Logo que pude, transferi-me para o Planejamento. Comprei máquinas importadas e implantei novas fábricas para a empresa que era, à época, a maior de autopeças do País. O diretor, meu chefe direto, Atsushi Gomi, outro japonês, orgulhoso da origem, embora tivesse “deslizes” de brasilidade. Gomi me ensinou o valor de pensar antes de agir e de pensar antes de falar. “Essa empresa depende de quanto acertamos”, dizia.
Meu passo seguinte foi na poderosa Engenharia da Qualidade. Lá cuidei de Pós Venda e da implantação do Sistema da Qualidade. ISO 9.000 era uma novidade. Foi lá que ocupei minha primeira gerência. O diretor, Agustin Delicado Munhoz, um homem que fazia jus ao nome. Tolerante, inspirava a equipe a ser melhor e fazer melhor. Aprendi o valor de resolver problemas sem conflitos, de alcançar resultados sem gerar um rastro de destruição no caminho da solução. Aprendi também que comunicação é (quase) tudo. Sua clareza e direcionamento eram impecáveis. Sua oratória, idem. Em português quase perfeito, embora fosse espanhol. Sua capacidade de comunicação tinha uma mácula: quando começava a conversa dizendo “serei breve”, podíamos esperar por uma conversa de horas. Eram ótimas, mas a agenda do dia, perdida.
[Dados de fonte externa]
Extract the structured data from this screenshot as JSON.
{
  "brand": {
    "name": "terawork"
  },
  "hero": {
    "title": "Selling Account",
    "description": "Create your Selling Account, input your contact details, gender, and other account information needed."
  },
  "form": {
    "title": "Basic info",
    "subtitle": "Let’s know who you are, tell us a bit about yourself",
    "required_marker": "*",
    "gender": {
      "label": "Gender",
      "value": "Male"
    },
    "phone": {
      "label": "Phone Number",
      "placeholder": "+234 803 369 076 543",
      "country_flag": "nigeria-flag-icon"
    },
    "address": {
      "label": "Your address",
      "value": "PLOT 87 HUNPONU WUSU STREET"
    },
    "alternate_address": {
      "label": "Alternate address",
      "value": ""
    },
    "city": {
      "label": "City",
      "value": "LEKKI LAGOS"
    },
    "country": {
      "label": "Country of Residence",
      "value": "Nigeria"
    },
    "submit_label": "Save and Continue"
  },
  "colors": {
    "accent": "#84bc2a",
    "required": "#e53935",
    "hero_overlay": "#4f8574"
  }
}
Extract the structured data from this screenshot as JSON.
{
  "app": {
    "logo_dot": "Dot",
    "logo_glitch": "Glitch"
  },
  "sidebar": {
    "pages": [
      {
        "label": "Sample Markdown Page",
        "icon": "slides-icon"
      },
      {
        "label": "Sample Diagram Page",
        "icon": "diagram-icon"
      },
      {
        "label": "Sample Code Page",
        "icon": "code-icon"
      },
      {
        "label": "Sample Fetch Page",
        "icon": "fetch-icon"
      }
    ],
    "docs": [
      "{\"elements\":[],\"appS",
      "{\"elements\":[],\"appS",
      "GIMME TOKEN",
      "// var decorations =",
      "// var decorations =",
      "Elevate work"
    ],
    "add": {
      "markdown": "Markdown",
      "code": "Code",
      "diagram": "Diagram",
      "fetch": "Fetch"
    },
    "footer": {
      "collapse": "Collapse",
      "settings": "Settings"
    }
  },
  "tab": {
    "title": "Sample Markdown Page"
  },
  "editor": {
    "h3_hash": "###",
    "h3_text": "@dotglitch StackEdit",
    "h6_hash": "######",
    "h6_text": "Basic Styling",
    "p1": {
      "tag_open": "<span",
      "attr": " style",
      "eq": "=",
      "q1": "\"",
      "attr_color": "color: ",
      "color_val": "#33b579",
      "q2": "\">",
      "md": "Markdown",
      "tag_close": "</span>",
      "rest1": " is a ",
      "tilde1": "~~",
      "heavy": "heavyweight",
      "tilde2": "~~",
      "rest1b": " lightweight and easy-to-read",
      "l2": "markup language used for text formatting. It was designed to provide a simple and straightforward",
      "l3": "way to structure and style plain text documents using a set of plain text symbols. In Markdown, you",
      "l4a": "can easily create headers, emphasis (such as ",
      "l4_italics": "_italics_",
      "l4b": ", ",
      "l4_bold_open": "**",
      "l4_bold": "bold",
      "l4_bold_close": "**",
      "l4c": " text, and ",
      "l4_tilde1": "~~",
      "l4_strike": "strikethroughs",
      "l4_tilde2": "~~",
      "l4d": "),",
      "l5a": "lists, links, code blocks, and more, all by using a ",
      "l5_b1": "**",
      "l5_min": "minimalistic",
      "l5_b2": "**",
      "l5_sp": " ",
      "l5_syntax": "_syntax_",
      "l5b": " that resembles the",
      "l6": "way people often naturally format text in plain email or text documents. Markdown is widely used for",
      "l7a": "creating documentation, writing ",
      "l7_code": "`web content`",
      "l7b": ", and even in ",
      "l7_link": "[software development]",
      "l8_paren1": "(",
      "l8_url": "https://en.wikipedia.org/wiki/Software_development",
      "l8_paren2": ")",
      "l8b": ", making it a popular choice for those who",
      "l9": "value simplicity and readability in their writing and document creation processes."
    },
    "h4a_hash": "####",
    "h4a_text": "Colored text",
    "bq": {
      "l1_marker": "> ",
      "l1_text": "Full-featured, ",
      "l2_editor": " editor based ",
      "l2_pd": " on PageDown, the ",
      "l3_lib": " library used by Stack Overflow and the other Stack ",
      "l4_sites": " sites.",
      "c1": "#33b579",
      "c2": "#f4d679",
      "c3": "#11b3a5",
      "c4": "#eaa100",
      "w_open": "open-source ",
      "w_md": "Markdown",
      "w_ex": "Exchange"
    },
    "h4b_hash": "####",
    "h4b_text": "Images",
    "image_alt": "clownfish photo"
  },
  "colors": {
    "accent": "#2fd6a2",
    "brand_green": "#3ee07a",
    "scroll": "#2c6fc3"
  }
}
Nessas reviravoltas organizacionais, que hoje conheço bem, saí da Engenharia para o RH, e lá me achei. Primeiro T&D, depois todos os subsistemas e uma desejada experiência internacional como gerente de Educação e Desenvolvimento para a América do Sul. Lá encontro Luiz Espada, primeiro executivo, C-Level, vindo de fora da companhia, em 40 anos de mercado. Veio para reorganizar processos de trabalho, cortar custos e gerar eficiência. Uma pós-graduação em gestão. Era um homem de resultados, doa a quem doer. E doeu a muitos.
Havia um lado nele que me incomodava. Explicarei usando uma frase que ele adorava: “Não me importa se o pato é macho. Eu quero os ovos.” Resultados a qualquer custo tem seu preço, em especial sobre os relacionamentos. Ele gostava de gerenciar pelo conflito. Essa tática tem prazo de validade curto e o poder de destruir as melhores equipes.
Poderia ir longe nessa lista. Ainda tive o prazer e a honra de trabalhar com pessoas excelentes e outras nem tanto, até que deixei a vida executiva e passei a cuidar da minha consultoria, mas resumindo, sem criar o constrangimento de usar nomes, havia um que entendia ser possível administrar a empresa só respondendo e-mails, empatia zero. Outro, folclórico quanto a chegar atrasado a todos os compromissos e um contumaz em dizer uma coisa agradável a fazer outra, desagradável. Liderança tem seu fardo, que precisamos aprender a carregar.
Todos me ensinaram algo de alguma forma, afinal, como dizia meu avô, “ninguém é tão ruim que não sirva, pelo menos, de mau exemplo.” Mas não foi só isso que vi. Tive mais bons exemplos e práticas, do que ruins. É o que nos torna quem somos.